Soft attention is a significant development in neural nets that change them from purely vector transformation machines to architectures that can operate on different data structures.
Soft Attention can be used in a layer to dynamically select which vectors from the previous layer to use to compute outputs.
The problem of determining whether a continuation is compatible with a video can be approached with latent variable models that assign an energy function to examples of a video and a proposed continuation. To represent the way Y depends on X, a deep neural net is trained to give low energy to values Y that are compatible with X.
In contrastive learning, the key difficulty is how to pick good negative samples. In a real-valued high-dimensional space, the best samples are those that have high energy but currently have low energy. Generative Adversarial Networks train a generative neural net to produce contrastive samples by applying a set of training rules.
Humans and animals seem to learn vast amounts of background knowledge by observation alone.

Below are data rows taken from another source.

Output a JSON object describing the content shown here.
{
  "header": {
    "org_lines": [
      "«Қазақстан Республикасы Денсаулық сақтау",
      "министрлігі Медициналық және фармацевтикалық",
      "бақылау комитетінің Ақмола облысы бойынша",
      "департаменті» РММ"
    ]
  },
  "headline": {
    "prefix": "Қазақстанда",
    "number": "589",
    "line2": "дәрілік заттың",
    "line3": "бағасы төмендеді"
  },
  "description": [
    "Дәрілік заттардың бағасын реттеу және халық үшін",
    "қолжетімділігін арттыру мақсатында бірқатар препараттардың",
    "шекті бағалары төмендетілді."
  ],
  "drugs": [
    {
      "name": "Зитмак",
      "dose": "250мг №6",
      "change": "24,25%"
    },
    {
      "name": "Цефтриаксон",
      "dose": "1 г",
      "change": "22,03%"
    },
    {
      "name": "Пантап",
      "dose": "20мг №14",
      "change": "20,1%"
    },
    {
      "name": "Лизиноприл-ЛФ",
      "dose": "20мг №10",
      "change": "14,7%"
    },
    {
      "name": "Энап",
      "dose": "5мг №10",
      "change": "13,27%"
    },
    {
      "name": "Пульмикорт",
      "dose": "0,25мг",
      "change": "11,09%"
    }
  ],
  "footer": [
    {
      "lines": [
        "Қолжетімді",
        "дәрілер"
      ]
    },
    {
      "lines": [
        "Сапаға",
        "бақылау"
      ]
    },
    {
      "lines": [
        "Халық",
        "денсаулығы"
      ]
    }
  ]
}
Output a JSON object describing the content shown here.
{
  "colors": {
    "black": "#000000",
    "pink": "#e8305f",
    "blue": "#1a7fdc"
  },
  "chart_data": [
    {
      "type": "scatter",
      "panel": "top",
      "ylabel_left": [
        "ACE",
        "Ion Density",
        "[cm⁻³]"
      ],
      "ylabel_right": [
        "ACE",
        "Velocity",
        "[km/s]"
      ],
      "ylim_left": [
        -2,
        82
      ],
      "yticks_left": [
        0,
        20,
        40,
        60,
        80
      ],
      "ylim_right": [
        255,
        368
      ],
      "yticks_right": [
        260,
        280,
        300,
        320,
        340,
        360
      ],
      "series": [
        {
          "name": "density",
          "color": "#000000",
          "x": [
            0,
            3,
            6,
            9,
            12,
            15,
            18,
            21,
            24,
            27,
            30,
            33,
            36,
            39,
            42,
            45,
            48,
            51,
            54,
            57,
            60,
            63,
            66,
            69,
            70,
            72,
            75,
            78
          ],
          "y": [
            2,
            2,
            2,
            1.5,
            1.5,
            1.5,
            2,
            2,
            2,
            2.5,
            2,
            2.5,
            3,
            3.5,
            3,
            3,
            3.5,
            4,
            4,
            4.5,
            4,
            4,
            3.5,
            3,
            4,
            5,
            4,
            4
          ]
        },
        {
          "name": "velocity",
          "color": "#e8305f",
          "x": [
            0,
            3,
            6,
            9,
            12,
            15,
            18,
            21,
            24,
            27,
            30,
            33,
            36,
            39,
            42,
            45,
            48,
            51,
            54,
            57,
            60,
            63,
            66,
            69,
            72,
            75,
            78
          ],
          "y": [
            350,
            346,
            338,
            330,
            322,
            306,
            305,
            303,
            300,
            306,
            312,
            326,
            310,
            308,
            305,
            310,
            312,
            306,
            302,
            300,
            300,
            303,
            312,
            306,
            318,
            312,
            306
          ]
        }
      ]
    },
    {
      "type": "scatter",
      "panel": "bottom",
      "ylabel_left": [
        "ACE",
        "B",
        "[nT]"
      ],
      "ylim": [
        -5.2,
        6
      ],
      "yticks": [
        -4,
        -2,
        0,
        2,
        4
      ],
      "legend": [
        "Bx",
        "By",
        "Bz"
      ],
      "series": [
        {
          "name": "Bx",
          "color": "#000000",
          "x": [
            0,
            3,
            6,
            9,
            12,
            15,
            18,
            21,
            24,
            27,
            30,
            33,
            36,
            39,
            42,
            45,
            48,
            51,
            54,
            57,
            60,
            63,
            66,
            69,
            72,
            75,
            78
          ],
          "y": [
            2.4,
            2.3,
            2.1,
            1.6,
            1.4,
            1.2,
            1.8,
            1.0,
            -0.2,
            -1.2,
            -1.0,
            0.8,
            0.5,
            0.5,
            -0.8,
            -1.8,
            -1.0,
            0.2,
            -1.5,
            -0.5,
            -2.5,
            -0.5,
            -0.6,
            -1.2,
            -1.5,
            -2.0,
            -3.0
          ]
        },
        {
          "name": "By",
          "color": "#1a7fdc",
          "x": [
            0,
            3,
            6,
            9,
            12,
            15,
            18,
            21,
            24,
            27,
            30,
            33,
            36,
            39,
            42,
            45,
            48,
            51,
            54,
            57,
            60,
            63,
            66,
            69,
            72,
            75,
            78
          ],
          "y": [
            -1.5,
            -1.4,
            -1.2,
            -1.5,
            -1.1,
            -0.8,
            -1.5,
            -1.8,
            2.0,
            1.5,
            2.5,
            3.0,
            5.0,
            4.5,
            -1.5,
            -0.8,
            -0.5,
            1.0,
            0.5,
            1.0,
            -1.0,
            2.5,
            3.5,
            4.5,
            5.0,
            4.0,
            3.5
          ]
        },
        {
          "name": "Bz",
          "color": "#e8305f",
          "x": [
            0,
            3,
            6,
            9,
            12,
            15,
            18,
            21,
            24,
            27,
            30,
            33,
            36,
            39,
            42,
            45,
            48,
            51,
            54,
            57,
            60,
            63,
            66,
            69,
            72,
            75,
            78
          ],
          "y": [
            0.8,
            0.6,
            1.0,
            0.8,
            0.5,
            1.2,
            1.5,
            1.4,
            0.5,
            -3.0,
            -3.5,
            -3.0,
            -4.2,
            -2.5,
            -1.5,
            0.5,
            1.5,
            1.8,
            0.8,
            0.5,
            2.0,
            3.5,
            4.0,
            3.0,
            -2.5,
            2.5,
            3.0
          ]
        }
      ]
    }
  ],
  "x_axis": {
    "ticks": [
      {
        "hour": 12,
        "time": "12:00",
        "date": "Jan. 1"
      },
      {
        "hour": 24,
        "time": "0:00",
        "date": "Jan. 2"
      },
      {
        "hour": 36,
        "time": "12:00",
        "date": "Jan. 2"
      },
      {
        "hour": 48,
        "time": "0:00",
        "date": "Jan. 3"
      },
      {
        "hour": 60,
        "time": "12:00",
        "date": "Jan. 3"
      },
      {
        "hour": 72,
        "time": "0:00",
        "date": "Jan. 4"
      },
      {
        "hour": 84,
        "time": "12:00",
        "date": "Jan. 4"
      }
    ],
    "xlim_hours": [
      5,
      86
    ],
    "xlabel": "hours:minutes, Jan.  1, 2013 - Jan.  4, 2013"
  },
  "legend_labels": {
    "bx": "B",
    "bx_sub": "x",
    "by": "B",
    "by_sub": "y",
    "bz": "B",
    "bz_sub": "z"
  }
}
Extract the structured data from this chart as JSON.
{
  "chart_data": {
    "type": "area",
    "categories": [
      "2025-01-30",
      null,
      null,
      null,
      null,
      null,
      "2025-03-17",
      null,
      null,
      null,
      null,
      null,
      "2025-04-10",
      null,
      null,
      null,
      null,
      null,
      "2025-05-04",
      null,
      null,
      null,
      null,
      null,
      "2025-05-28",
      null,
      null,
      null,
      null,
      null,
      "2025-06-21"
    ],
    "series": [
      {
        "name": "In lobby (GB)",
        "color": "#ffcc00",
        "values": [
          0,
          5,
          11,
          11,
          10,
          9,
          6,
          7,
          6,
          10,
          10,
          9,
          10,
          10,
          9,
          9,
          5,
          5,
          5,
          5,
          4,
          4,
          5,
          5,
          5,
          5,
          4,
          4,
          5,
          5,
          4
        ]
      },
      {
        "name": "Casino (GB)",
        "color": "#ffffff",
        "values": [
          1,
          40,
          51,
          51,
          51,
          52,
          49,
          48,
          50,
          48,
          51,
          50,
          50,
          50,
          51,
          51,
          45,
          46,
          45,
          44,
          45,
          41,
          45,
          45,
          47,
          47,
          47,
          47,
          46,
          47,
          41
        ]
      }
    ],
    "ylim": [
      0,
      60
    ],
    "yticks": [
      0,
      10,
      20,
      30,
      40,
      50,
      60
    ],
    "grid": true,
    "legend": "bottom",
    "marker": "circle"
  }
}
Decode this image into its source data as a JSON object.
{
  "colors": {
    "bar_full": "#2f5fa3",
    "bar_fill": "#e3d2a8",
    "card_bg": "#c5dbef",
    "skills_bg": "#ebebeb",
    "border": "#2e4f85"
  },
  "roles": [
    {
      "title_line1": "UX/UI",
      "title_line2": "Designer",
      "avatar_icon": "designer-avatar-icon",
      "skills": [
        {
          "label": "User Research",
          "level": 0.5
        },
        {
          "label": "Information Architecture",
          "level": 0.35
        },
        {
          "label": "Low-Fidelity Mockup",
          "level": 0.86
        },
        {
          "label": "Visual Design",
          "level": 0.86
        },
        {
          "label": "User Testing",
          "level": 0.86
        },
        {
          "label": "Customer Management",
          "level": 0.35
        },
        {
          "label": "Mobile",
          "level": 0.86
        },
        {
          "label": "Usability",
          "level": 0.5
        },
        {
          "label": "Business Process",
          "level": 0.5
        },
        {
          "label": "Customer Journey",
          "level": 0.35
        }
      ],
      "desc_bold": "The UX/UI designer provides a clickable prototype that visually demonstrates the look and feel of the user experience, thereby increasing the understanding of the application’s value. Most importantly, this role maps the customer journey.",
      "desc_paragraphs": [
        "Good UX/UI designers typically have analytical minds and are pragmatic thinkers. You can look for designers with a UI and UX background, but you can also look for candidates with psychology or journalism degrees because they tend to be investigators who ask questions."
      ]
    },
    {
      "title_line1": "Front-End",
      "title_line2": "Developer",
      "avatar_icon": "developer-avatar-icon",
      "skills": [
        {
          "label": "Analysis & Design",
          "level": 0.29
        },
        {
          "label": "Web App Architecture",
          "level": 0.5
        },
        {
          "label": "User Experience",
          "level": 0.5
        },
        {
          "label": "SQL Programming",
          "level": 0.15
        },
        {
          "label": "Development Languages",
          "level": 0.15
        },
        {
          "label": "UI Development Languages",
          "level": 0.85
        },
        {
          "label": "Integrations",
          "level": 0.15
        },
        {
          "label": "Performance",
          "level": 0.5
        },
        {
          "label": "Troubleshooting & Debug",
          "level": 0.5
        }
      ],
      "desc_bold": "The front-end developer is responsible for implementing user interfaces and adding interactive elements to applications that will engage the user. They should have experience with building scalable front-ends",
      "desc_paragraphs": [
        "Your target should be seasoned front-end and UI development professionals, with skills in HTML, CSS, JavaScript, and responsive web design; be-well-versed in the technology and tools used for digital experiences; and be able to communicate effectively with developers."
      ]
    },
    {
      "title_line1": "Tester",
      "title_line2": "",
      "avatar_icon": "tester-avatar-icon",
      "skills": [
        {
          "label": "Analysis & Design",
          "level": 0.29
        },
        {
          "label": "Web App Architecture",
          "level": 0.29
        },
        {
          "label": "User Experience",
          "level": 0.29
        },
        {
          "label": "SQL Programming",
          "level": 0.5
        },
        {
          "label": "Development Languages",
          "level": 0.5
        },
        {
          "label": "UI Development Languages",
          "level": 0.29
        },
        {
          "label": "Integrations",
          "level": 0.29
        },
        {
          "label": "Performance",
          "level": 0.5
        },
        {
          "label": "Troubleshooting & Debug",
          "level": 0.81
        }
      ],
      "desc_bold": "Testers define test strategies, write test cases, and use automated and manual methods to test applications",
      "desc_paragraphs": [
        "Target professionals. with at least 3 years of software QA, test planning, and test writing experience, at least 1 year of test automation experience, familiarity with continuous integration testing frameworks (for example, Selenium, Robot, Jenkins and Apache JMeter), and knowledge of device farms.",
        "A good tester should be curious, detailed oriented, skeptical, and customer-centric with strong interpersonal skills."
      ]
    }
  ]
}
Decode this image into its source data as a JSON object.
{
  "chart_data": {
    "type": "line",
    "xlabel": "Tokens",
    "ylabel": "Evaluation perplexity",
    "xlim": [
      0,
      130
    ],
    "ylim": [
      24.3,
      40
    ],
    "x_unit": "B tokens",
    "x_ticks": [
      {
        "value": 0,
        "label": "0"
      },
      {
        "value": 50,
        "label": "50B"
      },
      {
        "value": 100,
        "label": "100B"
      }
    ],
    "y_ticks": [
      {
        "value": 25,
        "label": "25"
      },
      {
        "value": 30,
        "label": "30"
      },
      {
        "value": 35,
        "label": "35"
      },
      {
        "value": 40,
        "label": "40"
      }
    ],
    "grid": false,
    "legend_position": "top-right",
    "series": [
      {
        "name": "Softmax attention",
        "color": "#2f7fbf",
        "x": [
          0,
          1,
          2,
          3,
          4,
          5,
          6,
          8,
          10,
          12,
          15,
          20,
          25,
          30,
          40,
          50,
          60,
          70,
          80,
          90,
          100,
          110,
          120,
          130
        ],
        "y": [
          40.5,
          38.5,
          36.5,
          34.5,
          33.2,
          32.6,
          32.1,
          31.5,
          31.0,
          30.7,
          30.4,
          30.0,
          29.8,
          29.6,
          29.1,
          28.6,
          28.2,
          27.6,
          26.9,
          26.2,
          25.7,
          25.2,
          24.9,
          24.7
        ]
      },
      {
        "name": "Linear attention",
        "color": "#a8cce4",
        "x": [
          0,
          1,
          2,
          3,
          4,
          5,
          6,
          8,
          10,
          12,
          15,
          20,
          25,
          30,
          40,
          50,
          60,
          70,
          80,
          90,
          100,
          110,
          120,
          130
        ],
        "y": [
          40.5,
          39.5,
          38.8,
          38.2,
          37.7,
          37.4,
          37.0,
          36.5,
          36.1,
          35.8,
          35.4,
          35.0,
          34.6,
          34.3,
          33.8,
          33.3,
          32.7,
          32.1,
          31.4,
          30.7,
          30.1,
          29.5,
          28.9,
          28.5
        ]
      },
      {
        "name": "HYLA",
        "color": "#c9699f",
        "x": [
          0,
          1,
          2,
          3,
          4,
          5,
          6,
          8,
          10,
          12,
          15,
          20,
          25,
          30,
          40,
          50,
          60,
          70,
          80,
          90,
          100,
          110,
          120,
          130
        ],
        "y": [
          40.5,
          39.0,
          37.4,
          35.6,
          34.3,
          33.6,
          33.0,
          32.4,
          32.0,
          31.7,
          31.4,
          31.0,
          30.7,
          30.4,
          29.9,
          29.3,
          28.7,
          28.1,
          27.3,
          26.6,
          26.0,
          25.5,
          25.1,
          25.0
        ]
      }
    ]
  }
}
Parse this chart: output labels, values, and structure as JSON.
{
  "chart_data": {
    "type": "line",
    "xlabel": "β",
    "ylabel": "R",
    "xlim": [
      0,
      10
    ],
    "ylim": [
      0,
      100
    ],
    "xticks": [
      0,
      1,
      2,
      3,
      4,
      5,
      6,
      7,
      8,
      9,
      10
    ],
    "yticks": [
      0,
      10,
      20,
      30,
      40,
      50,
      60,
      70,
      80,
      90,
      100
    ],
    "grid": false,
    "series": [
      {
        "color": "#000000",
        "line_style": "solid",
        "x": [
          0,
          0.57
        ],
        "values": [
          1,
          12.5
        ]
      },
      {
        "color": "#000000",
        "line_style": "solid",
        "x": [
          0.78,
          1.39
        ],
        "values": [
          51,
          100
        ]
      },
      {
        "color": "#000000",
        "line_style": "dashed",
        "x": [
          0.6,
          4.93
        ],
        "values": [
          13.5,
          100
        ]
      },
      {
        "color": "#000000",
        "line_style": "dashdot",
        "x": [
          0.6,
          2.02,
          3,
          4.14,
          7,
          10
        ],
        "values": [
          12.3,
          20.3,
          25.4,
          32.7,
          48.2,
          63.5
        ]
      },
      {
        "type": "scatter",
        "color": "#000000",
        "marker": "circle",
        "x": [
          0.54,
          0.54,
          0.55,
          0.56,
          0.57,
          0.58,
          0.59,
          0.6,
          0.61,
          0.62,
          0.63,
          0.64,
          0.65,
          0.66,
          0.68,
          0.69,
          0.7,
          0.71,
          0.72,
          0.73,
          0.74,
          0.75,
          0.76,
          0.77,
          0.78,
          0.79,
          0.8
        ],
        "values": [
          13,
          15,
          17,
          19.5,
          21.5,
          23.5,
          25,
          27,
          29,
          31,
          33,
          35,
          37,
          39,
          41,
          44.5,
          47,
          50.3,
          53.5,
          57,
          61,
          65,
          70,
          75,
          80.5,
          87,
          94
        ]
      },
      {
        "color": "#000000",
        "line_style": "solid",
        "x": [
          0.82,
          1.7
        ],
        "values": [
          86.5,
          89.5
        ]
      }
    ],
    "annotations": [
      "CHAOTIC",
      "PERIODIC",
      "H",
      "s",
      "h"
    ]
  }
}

In supervised learning, a label conveys only a few bits of information about the world, whereas in model-free reinforcement learning, a reward conveys many bits. Self-supervised learning is a reconstruction that can predict masked or corrupted portions of the data. Supervised learning requires too much data and model-free reinforcement learning requires many trials. Deep learning is more successful at perception tasks than system 2 tasks that require deliberate sequences of steps.
Machine learning systems tend to be slower on the field than in the lab, since the distribution of test cases is not the same as the distribution of training examples.
When learning a new task, supervised reinforcement learning systems require many examples. In model-free reinforcement learning, a neural network can train itself to interpret novel combinations of existing concepts. Using contrastive learning, a neural network can be trained to produce similar output vectors for crops from the same image, but dissimilar output vectors for crops from different images.
Recent papers have produced promising results in visual feature learning using convolutional neural networks. The hidden activity vector of one of the higher-level layers of the network is used as input to a linear classifier trained in a supervised manner.
In the Variational Auto-Encoder, the latent code is packed into a larger sphere, and the information capacity of the latent code is limited by how many noisy spheres fit inside the sphere. The noise repels each other, and the system minimizes a free energy.
Deep learning systems are improving as their parameters are added. The language model GPT-318 with 175 billion parameters generates noticeably better text than GPT-2 with 1.5 billion parameters.
We can apply pieces of our knowledge in new ways to achieve higher-level cognition, such as driving in a city with unusual traffic rules, or even driving on the moon, and further improve them with practice.
System 1 processing abilities may allow us to guide search and planning at the higher (system 2) level.
Machine learning relies on inductive biases to encourage learning. How can we design deep learning architectures which incorporate such biases?
Young children can discover causal dependencies in the world. Neural networks can be trained by maximizing out-of-distribution generalizations.
The symbolic AI research program from the 20th century aimed at achieving system 2 abilities. We would like to design neural networks which can do these things while working with real-valued vectors. Recent studies help us to understand how different neural net architectures fare in terms of this ability to generalize.
Neuroscience suggests that groups of neurons (hyper-columns) are tightly connected and that they can send a vector of values (like pose information, in capsules architectures) to other neurons (like a transformer-like architecture). Most neural nets only have two timescales for adaptation: slowly adapting weights and rapidly changing input. Fast weights introduce a high-capacity short-term memory.